International-Soil-Radiocarbon-Database / ISRaD

Repository for the development and release of ISRaD data and tools
https://international-soil-radiocarbon-database.github.io/ISRaD/
24 stars 15 forks source link

fill_dates.R generates wildly incorrect dates #171

Closed aahoyt closed 5 years ago

aahoyt commented 5 years ago

ISRaD.extra.fill_dates.R seems to be incorrectly filling inc_obs_date_y from lyr_obs_date_y with dates that are sometimes extremely different.

Examples (should match) Dutta_2006: template: lyr_obs_date_y = 2001, inc_obs_date_y is blank ISRaD_extra: inc_obs_date_y = 1983 (should be filled from lyr_obs_date_y)

Taylor_2015: template: lyr_obs_date_y = 2012 or 2013, inc_obs_date_y is blank ISRaD_extra: inc_obs_date_y = 2012, 1998, 1970, 1971, 1986 (should be filled from lyr_obs_date_y)

In total there are 267 profiles with a inc_date vs lyr_date mismatch in ISRaD_extra, which are sometimes extremely different. In ISRaD_data, there are 62 date mismatches, but normally all different by 1-2yrs, which is reasonable (eg samples collected in 2001, incubated in 2002).

I don't see any obvious reason this date mismatch is being introduced. Also, this could be accounting for or related to our issues with the ISRaD_extra delta delta function, which was also never fixed.

greymonroe commented 5 years ago

The fill date function looked wrong. it wasnt doing any matching between the layer and fraction tab for example. just basically saying if the frc date was NA then make it a value from lyr date but not specifying which one. I am making the correction now.

jb388 commented 5 years ago

Nice catch, Grey. Hopefully this fixes it! @aahoyt you're probably right that this is the issue with the delta delta function---that function itself seems fine.

aahoyt commented 5 years ago

Thanks Grey! Let me know when it's updated & I will check the delta delta calculations

greymonroe commented 5 years ago

Ok can you check now?

On Feb 24, 2019, at 10:57 AM, Alison Hoyt notifications@github.com wrote:

Thanks Grey! Let me know when it's updated & I will check the delta delta calculations

— You are receiving this because you commented. Reply to this email directly, view it on GitHub https://github.com/International-Soil-Radiocarbon-Database/ISRaD/issues/171#issuecomment-466789149, or mute the thread https://github.com/notifications/unsubscribe-auth/AP5w_ALlIbZRf4l0XegXfKhbpxUM0b8rks5vQrZsgaJpZM4bOdeK.

aahoyt commented 5 years ago

checking now

aahoyt commented 5 years ago

Based on my checks, the date issue doesn't seem to be fixed. Here's my code to check with a figure.
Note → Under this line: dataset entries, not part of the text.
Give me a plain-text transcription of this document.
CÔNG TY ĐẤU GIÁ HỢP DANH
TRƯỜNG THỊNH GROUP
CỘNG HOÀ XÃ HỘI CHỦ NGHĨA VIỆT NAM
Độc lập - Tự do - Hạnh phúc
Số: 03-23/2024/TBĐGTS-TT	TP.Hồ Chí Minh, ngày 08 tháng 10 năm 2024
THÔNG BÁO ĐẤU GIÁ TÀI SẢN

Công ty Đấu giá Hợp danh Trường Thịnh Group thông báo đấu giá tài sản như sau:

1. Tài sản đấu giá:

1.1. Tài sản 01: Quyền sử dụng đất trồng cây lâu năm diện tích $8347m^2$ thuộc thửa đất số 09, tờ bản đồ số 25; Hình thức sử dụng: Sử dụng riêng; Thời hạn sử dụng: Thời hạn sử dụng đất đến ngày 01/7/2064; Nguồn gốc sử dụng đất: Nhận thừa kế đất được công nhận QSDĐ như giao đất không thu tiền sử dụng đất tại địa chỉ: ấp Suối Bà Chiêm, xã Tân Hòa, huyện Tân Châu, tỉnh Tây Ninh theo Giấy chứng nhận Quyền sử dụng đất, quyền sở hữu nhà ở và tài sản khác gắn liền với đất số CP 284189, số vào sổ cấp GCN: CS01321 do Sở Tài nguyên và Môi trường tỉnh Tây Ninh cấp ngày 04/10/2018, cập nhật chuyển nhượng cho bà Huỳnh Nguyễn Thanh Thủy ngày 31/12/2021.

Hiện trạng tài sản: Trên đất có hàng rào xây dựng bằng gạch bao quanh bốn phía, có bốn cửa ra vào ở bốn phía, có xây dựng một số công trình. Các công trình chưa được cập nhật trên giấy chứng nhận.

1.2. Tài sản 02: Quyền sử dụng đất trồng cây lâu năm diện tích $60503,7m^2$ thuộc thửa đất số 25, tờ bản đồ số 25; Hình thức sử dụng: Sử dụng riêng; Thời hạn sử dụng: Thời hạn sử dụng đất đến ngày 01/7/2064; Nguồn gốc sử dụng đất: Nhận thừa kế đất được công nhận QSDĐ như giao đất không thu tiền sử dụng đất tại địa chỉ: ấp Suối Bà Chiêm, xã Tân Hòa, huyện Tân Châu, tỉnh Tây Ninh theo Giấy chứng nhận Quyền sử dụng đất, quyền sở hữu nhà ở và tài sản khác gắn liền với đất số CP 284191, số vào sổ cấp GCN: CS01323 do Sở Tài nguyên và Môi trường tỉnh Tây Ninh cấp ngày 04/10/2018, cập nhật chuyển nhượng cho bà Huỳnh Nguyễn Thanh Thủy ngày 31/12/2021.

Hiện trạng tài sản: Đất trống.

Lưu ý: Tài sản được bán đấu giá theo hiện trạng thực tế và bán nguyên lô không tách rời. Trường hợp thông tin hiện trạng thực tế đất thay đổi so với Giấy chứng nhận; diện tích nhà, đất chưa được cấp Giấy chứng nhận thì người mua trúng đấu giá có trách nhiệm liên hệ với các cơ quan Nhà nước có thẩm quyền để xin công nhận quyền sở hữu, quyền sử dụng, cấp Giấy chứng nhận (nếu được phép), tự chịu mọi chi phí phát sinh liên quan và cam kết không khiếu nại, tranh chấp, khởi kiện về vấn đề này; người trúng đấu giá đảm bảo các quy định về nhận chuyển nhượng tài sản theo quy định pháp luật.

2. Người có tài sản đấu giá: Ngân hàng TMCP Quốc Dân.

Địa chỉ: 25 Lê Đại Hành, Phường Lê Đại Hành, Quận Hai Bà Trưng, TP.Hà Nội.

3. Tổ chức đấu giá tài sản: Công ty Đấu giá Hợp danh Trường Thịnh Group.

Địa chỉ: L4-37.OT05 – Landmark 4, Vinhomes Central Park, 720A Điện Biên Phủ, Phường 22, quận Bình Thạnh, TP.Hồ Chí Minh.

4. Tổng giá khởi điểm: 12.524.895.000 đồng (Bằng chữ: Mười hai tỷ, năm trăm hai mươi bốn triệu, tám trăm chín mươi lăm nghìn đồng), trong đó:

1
Dates should fall mostly along the 1:1 line

Check date issue:

inc_data_check <- ISRaD_extra$incubation %>% #Start with incubation data left_join(ISRaD_extra$layer) #Join to layer data ggplot()+ geom_point(data = inc_data_check, aes(x = inc_obs_date_y, y = lyr_obs_date_y), size = 5)+ theme_bw() filldateissue

And in case I just wasn't able to update the package for some reason, I downloaded the ISRaD_extra file and searched for Dutta_2006 on the incubation tab (inc_obs_date_y still says 1983 instead of 2001) https://international-soil-radiocarbon-database.github.io/ISRaD/database/

greymonroe commented 5 years ago

ok it should be fixed now, but lets double check.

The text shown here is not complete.